“True life is lived when tiny changes occur.” ~
I slipped on my sneakers yesterday morning, looped the leather barrel laces together, and out of nowhere was ambushed by my brain.
“You are behind schedule. You need to catch up.”
In a nanosecond, my mood shifted. Gone was my joyful state, anticipating a brisk morning walk with Sophie while immersed in spectacular fall colors. In its place was sharp-edged anxiety, a cluster of tiny swords popping the balloons of my open focus and optimism.
Piercing the bottom of my willingness bucket, draining out my desire to tackle the day’s work.
Unlike thousands of times my brain has delivered such bombs out of the blue, I refused to let its attack slip past my awareness unaddressed. I grabbed my journal, tucked it into my hoodie pocket, and set out on a walk.

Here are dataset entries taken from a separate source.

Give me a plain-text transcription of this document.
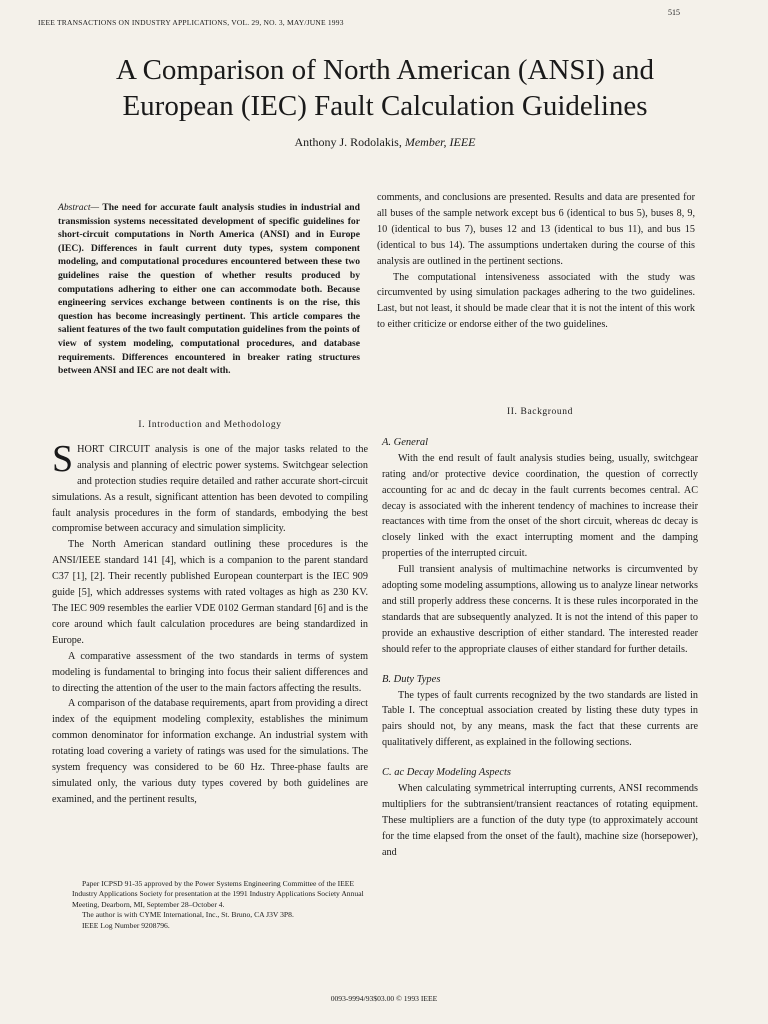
IEEE TRANSACTIONS ON INDUSTRY APPLICATIONS, VOL. 29, NO. 3, MAY/JUNE 1993
515
A Comparison of North American (ANSI) and
European (IEC) Fault Calculation Guidelines
Anthony J. Rodolakis, Member, IEEE
Abstract— The need for accurate fault analysis studies in industrial and transmission systems necessitated development of specific guidelines for short-circuit computations in North America (ANSI) and in Europe (IEC). Differences in fault current duty types, system component modeling, and computational procedures encountered between these two guidelines raise the question of whether results produced by computations adhering to either one can accommodate both. Because engineering services exchange between continents is on the rise, this question has become increasingly pertinent. This article compares the salient features of the two fault computation guidelines from the points of view of system modeling, computational procedures, and database requirements. Differences encountered in breaker rating structures between ANSI and IEC are not dealt with.

comments, and conclusions are presented. Results and data are presented for all buses of the sample network except bus 6 (identical to bus 5), buses 8, 9, 10 (identical to bus 7), buses 12 and 13 (identical to bus 11), and bus 15 (identical to bus 14). The assumptions undertaken during the course of this analysis are outlined in the pertinent sections.

The computational intensiveness associated with the study was circumvented by using simulation packages adhering to the two guidelines. Last, but not least, it should be made clear that it is not the intent of this work to either criticize or endorse either of the two guidelines.

I. Introduction and Methodology

SHORT CIRCUIT analysis is one of the major tasks related to the analysis and planning of electric power systems. Switchgear selection and protection studies require detailed and rather accurate short-circuit simulations. As a result, significant attention has been devoted to compiling fault analysis procedures in the form of standards, embodying the best compromise between accuracy and simulation simplicity.

The North American standard outlining these procedures is the ANSI/IEEE standard 141 [4], which is a companion to the parent standard C37 [1], [2]. Their recently published European counterpart is the IEC 909 guide [5], which addresses systems with rated voltages as high as 230 KV. The IEC 909 resembles the earlier VDE 0102 German standard [6] and is the core around which fault calculation procedures are being standardized in Europe.

A comparative assessment of the two standards in terms of system modeling is fundamental to bringing into focus their salient differences and to directing the attention of the user to the main factors affecting the results.

A comparison of the database requirements, apart from providing a direct index of the equipment modeling complexity, establishes the minimum common denominator for information exchange. An industrial system with rotating load covering a variety of ratings was used for the simulations. The system frequency was considered to be 60 Hz. Three-phase faults are simulated only, the various duty types covered by both guidelines are examined, and the pertinent results,

Paper ICPSD 91-35 approved by the Power Systems Engineering Committee of the IEEE Industry Applications Society for presentation at the 1991 Industry Applications Society Annual Meeting, Dearborn, MI, September 28–October 4.

The author is with CYME International, Inc., St. Bruno, CA J3V 3P8.

IEEE Log Number 9208796.

II. Background
A. General

With the end result of fault analysis studies being, usually, switchgear rating and/or protective device coordination, the question of correctly accounting for ac and dc decay in the fault currents becomes central. AC decay is associated with the inherent tendency of machines to increase their reactances with time from the onset of the short circuit, whereas dc decay is closely linked with the exact interrupting moment and the damping properties of the interrupted circuit.

Full transient analysis of multimachine networks is circumvented by adopting some modeling assumptions, allowing us to analyze linear networks and still properly address these concerns. It is these rules incorporated in the standards that are subsequently analyzed. It is not the intend of this paper to provide an exhaustive description of either standard. The interested reader should refer to the appropriate clauses of either standard for further details.

B. Duty Types

The types of fault currents recognized by the two standards are listed in Table I. The conceptual association created by listing these duty types in pairs should not, by any means, mask the fact that these currents are qualitatively different, as explained in the following sections.

C. ac Decay Modeling Aspects

When calculating symmetrical interrupting currents, ANSI recommends multipliers for the subtransient/transient reactances of rotating equipment. These multipliers are a function of the duty type (to approximately account for the time elapsed from the onset of the fault), machine size (horsepower), and

0093-9994/93$03.00 © 1993 IEEE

As Sophie and I made our way through the woods, I slid my hand inside my pocket and retrieved the small notebook.
The Not Enough-ness
Wrapped in a worn, patinated leather cover with a trusty Blackwing pencil inside its elastic band, the journal represents my analog version of a “Break Glass in Case of Emergency” device.
While Sophie nosed around in the leaves beneath the rhododendrons, I opened the notebook and jotted down the steady stream of blurts comprised of “not enough-ness.” I wrote in sentence fragments, trying to bottle the torrent of thoughts that jumped from subject to subject like a squirrel making quick navigation from tree branch to tree branch.
After ten minutes or so, my brain finally seemed spent, having unloaded the entirety of its current cache of meanness. I studied the pages and nodded, recognizing the familiarity of their construction and content.
“Yep, yep, yep,” I said aloud. “Nothing new here.”
And just as my brain had popped the balloons of my optimism twenty minutes before, my journal and pencil had answered back, providing first a shield against the attack, and then a pivot to going on the offensive.
The Idea Valve
The sharp point of the Blackwing had pierced each thought and drained them of their power.
Clear minded and relieved, we resumed our walk. I looked up, let my shoulders drop. The beauty of the trail landed, and I studied the elaborate autumn palette around me. Greens that transitioned up a tree to reds, oranges, and yellows mirrored the transition of my mind.
Mist hung in the pines near the waterfall and the smell of damp leaves and pine needles seated me inside the most powerful part of my imagination.
The idea valve was now open, and I wrote with a sturdy hand and alert acuity in an effort to net them all. The roar of the falls faded as I sank into a standing meditation, deeply connected to my intuition.
Note after note. Lines connecting ideas here and there. Bulleted and concise, but enough of the lightning bottled that I would remember the entire shape and scope of each idea when back at my desk.
Sophie tugged on the leash, eager to explore more. I closed my journal and followed behind her. I heard the falls again and let myself get lost in the riot of color. Sophie’s tail swished with delight as we wound through the trees, navigating around rocks, gullies, and roots.
Similarly, navigating the terrain of our mind requires that we pay attention. That we thread our neural pathways with awareness and a realization that we can change our state in an instant. The tools for the job are simple, powerful.
Change can elude us because we do not spot the patterns of our thinking. Patterns of our thinking render patterns of our behavior.
We have a stalwart defense at our disposal, though. Lacing up and getting our bodies moving in fresh air. A journal. A pencil. A desire to disbelieve thoughts that keep us stuck and in pain.
These all work in concert to turn the wheel of what is possible for us.